The ack call will result in the ack method on the spout being called, if it has been implemented.

So, say you’re reading the tuple data from some queue and you can only take it off the queue if the tuple has been fully processed. The ack method is where you’d do that.

You can also emit out tuples without anchoring:

_collector.emit(new Values(exclamatedWord.toString())) 

and forgo reliability.

A tuple can fail two ways:

  1. A bolt dies and a tuple times out. Or, it times out for some other reason. The timeout is 30 seconds by default and can be changed using config.put(Config.TOPOLOGY_MESSAGE_TIMEOUT_SECS, 60)
  2. The fail method is explicitly called on the tuple in a bolt: _collector.fail(tuple). You may do this in case of an exception.

In both these cases, the fail method on the spout will be called, if it is implemented. And if we want the tuple to be replayed, it would have to be done explicitly in the fail method by calling emit, just like in nextTuple(). When tracking tuples, every one has to be acked or failed. Otherwise, the topology will eventually run out of memory.

It’s also important to know that you have to do all of this yourself when writing custom spouts and bolts. But the Storm core can help. For example, a bolt implementing BaseBasicBolt does acking automatically. Or built-in spouts for popular data sources like Kafka take care of queuing and replay logic after acknowledgment and failure.

Parting Shots

Designing a Storm topology or cluster is always about tweaking the various knobs we have and settling where the result seems optimal.

There are a few things that’ll help in this process, like using a configuration file to read parallelism hints, number of workers, and so on so you don’t have to edit and recompile your code repeatedly.

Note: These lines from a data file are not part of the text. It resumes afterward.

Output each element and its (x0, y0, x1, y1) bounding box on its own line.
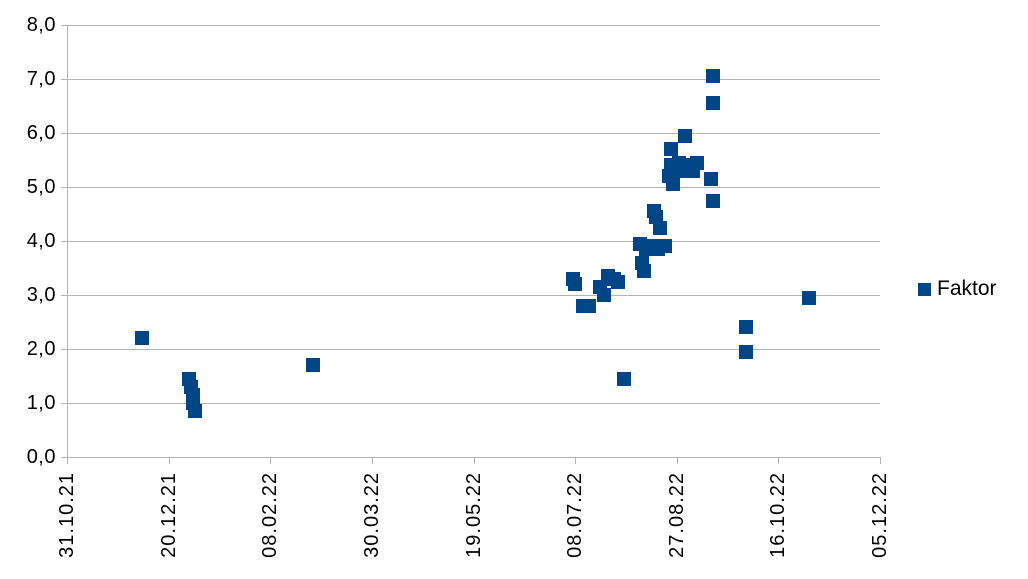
x-axis-tick (168, 457, 170, 464)
x-axis-label: 05.12.22 (869, 472, 891, 558)
data-point (738, 320, 753, 335)
data-point (596, 288, 611, 302)
x-axis-label: 27.08.22 (665, 472, 688, 558)
x-axis-label: 08.02.22 (259, 472, 282, 558)
y-axis-tick (61, 133, 67, 134)
legend-marker-icon (918, 282, 931, 296)
y-gridline (67, 403, 880, 404)
y-axis-label: 3,0 (26, 284, 56, 306)
y-axis-tick (61, 403, 67, 404)
x-axis-label: 30.03.22 (360, 472, 383, 558)
y-axis-label: 5,0 (26, 176, 56, 198)
y-axis-label: 6,0 (26, 122, 56, 144)
y-gridline (67, 241, 880, 242)
x-axis-tick (778, 457, 780, 464)
data-point (690, 155, 705, 170)
x-axis-tick (575, 457, 577, 464)
data-point (663, 142, 678, 157)
x-axis-label: 20.12.21 (157, 472, 180, 558)
data-point (706, 96, 721, 111)
y-axis-label: 4,0 (26, 230, 56, 252)
x-axis-label: 08.07.22 (564, 472, 587, 558)
y-gridline (67, 295, 880, 296)
y-axis-label: 7,0 (26, 68, 56, 90)
y-gridline (67, 349, 880, 350)
y-gridline (67, 79, 880, 80)
x-axis-tick (371, 457, 373, 464)
data-point (637, 263, 652, 278)
data-point (738, 344, 753, 359)
data-point (653, 220, 668, 235)
y-axis-line (67, 25, 68, 464)
y-axis-tick (61, 25, 67, 26)
data-point (568, 277, 583, 292)
data-point (305, 358, 320, 373)
y-axis-tick (61, 187, 67, 188)
x-axis-label: 31.10.21 (56, 472, 78, 558)
y-gridline (67, 187, 880, 188)
x-axis-line (61, 457, 880, 458)
y-axis-label: 1,0 (26, 392, 56, 414)
data-point (706, 193, 721, 208)
data-point (135, 331, 150, 346)
y-axis-tick (61, 241, 67, 242)
data-point (610, 274, 625, 289)
data-point (677, 128, 692, 143)
y-gridline (67, 25, 880, 26)
data-point (706, 69, 721, 84)
y-axis-tick (61, 79, 67, 80)
legend-label: Faktor (937, 277, 997, 300)
data-point (616, 371, 631, 386)
x-axis-tick (676, 457, 678, 464)
data-point (582, 298, 597, 313)
data-point (649, 209, 664, 224)
y-axis-label: 2,0 (26, 338, 56, 360)
x-axis-tick (270, 457, 272, 464)
x-axis-tick (473, 457, 475, 464)
data-point (704, 171, 719, 186)
legend: Faktor (918, 276, 997, 302)
y-gridline (67, 133, 880, 134)
y-axis-tick (61, 349, 67, 350)
x-axis-label: 16.10.22 (767, 472, 790, 558)
data-point (801, 290, 816, 305)
data-point (657, 239, 672, 254)
y-axis-tick (61, 295, 67, 296)
y-axis-label: 8,0 (26, 14, 56, 36)
data-point (188, 404, 203, 419)
x-axis-tick (880, 457, 881, 464)
y-axis-label: 0,0 (26, 446, 56, 468)
data-point (665, 177, 680, 192)
x-axis-label: 19.05.22 (462, 472, 485, 558)
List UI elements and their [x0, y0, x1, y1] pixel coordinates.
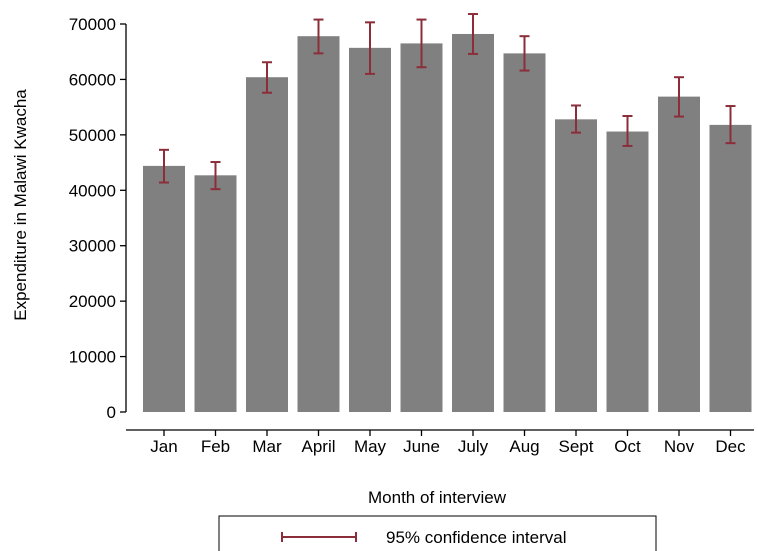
- legend: 95% confidence interval: [218, 515, 657, 551]
- x-axis-label: Month of interview: [368, 488, 507, 507]
- x-tick-label: June: [403, 437, 440, 456]
- legend-ci-marker: [281, 532, 357, 542]
- bar-july: [452, 33, 494, 412]
- y-tick-label: 70000: [69, 15, 116, 34]
- bar-april: [297, 36, 340, 413]
- bar-feb: [194, 175, 237, 412]
- x-tick-label: Sept: [559, 437, 594, 456]
- bar-dec: [709, 124, 752, 412]
- ci-may: [365, 21, 375, 75]
- ci-april: [313, 18, 324, 55]
- legend-label: 95% confidence interval: [386, 528, 567, 547]
- x-tick-label: Dec: [715, 437, 746, 456]
- ci-aug: [519, 35, 530, 72]
- x-tick-label: Aug: [509, 437, 539, 456]
- bar-nov: [658, 96, 700, 413]
- y-tick-label: 40000: [69, 181, 116, 200]
- x-tick-label: July: [458, 437, 489, 456]
- y-tick-label: 50000: [69, 126, 116, 145]
- ci-july: [468, 13, 478, 55]
- y-tick-label: 30000: [69, 237, 116, 256]
- ci-jan: [159, 148, 169, 184]
- ci-feb: [210, 161, 221, 191]
- bar-oct: [606, 131, 649, 412]
- y-tick-label: 20000: [69, 292, 116, 311]
- bar-jan: [143, 165, 185, 412]
- y-tick-label: 60000: [69, 70, 116, 89]
- x-tick-label: April: [301, 437, 335, 456]
- x-tick-label: Oct: [614, 437, 641, 456]
- ci-oct: [622, 115, 633, 147]
- x-tick-label: Nov: [664, 437, 695, 456]
- ci-nov: [674, 76, 684, 118]
- ci-mar: [262, 61, 272, 94]
- x-axis: Jan Feb Mar April May June July Aug Sept Oct Nov De…: [126, 429, 754, 456]
- ci-sept: [571, 104, 581, 134]
- y-tick-label: 10000: [69, 348, 116, 367]
- x-tick-label: Jan: [150, 437, 177, 456]
- x-tick-label: Mar: [252, 437, 282, 456]
- bar-mar: [246, 77, 288, 412]
- bar-aug: [503, 53, 546, 413]
- bar-sept: [555, 119, 597, 412]
- bar-june: [400, 43, 443, 413]
- y-tick-label: 0: [107, 403, 116, 422]
- x-tick-label: Feb: [201, 437, 230, 456]
- x-tick-label: May: [354, 437, 387, 456]
- ci-june: [416, 18, 427, 69]
- y-axis-label: Expenditure in Malawi Kwacha: [11, 89, 30, 321]
- bar-may: [349, 47, 391, 412]
- y-axis: 0 10000 20000 30000 40000 50000 60000 70000: [69, 15, 127, 422]
- x-ticks: Jan Feb Mar April May June July Aug Sept Oct Nov De…: [150, 430, 746, 456]
- confidence-intervals: [159, 13, 736, 191]
- bars: [143, 33, 752, 413]
- ci-dec: [725, 105, 736, 145]
- legend-box: [218, 515, 657, 551]
- y-ticks: 0 10000 20000 30000 40000 50000 60000 70000: [69, 15, 126, 422]
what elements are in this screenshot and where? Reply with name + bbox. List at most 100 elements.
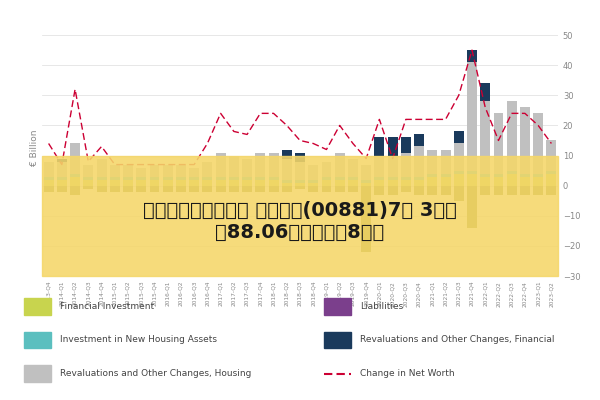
Bar: [149, 186, 160, 192]
Bar: [427, 150, 437, 174]
Bar: [202, 186, 212, 192]
Bar: [401, 138, 411, 152]
Bar: [176, 177, 186, 180]
Bar: [295, 152, 305, 162]
Bar: [335, 186, 344, 192]
Bar: [361, 186, 371, 252]
Bar: [533, 113, 543, 174]
Bar: [440, 150, 451, 174]
Bar: [440, 177, 451, 186]
Bar: [308, 164, 318, 180]
Text: Liabilities: Liabilities: [360, 302, 403, 311]
Bar: [57, 177, 67, 180]
Bar: [295, 186, 305, 189]
Bar: [44, 186, 53, 192]
Bar: [97, 186, 107, 192]
Bar: [335, 177, 344, 180]
Bar: [242, 186, 252, 192]
Bar: [83, 177, 93, 180]
Bar: [480, 177, 490, 186]
Bar: [242, 158, 252, 177]
Bar: [176, 164, 186, 177]
Bar: [547, 140, 556, 170]
Bar: [414, 180, 424, 186]
Bar: [282, 183, 292, 186]
Bar: [427, 186, 437, 195]
Bar: [361, 164, 371, 180]
Bar: [189, 186, 199, 192]
Bar: [414, 134, 424, 146]
Bar: [163, 164, 173, 177]
Bar: [454, 144, 464, 170]
Bar: [269, 180, 278, 186]
Bar: [123, 180, 133, 186]
Bar: [414, 177, 424, 180]
Bar: [229, 156, 239, 177]
Bar: [322, 180, 331, 186]
Bar: [493, 186, 503, 195]
Bar: [282, 186, 292, 192]
Bar: [308, 180, 318, 183]
Bar: [335, 180, 344, 186]
Bar: [97, 180, 107, 186]
Bar: [414, 146, 424, 177]
Bar: [42, 156, 558, 276]
Bar: [70, 174, 80, 177]
Bar: [229, 177, 239, 180]
Bar: [480, 186, 490, 195]
Bar: [308, 186, 318, 192]
Bar: [149, 164, 160, 177]
Bar: [229, 180, 239, 186]
Bar: [57, 180, 67, 186]
Bar: [149, 180, 160, 186]
Bar: [163, 186, 173, 192]
Bar: [282, 180, 292, 183]
Bar: [388, 186, 398, 195]
Text: Investment in New Housing Assets: Investment in New Housing Assets: [60, 336, 217, 344]
Bar: [467, 50, 477, 62]
Bar: [480, 83, 490, 101]
Bar: [440, 186, 451, 195]
Y-axis label: € Billion: € Billion: [30, 130, 39, 166]
Bar: [427, 177, 437, 186]
Bar: [520, 177, 530, 186]
Bar: [388, 138, 398, 156]
Bar: [454, 186, 464, 201]
Bar: [348, 177, 358, 180]
Bar: [507, 174, 517, 186]
Bar: [282, 150, 292, 158]
Bar: [480, 174, 490, 177]
Bar: [388, 180, 398, 186]
Bar: [361, 183, 371, 186]
Bar: [215, 186, 226, 192]
Bar: [215, 180, 226, 186]
Bar: [24, 298, 51, 315]
Bar: [374, 156, 385, 177]
Bar: [295, 162, 305, 180]
Bar: [136, 180, 146, 186]
Bar: [202, 180, 212, 186]
Bar: [322, 162, 331, 177]
Bar: [533, 177, 543, 186]
Bar: [123, 177, 133, 180]
Bar: [44, 180, 53, 186]
Bar: [189, 177, 199, 180]
Bar: [348, 180, 358, 186]
Bar: [123, 186, 133, 192]
Bar: [295, 183, 305, 186]
Bar: [269, 186, 278, 192]
Bar: [324, 298, 351, 315]
Bar: [374, 177, 385, 180]
Bar: [136, 186, 146, 192]
Bar: [57, 158, 67, 162]
Bar: [70, 177, 80, 186]
Bar: [454, 170, 464, 174]
Bar: [507, 101, 517, 170]
Bar: [348, 158, 358, 177]
Bar: [493, 113, 503, 174]
Bar: [83, 180, 93, 186]
Bar: [97, 177, 107, 180]
Text: Financial Investment: Financial Investment: [60, 302, 154, 311]
Bar: [70, 186, 80, 195]
Bar: [414, 186, 424, 195]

Define your bolts logically, one per indivisible task, and keep them light and efficient. Similarly, your spouts’ nextTuple() methods should be optimized.

Use the Storm UI effectively. By default, it doesn’t show us the complete picture, only 5% of the total tuples emitted. To monitor all of them, use config.setStatsSampleRate(1.0d).

Keep an eye on the Acks and Latency values for individual bolts and topologies via the UI. That’s what you want to look at when tuning the parameters.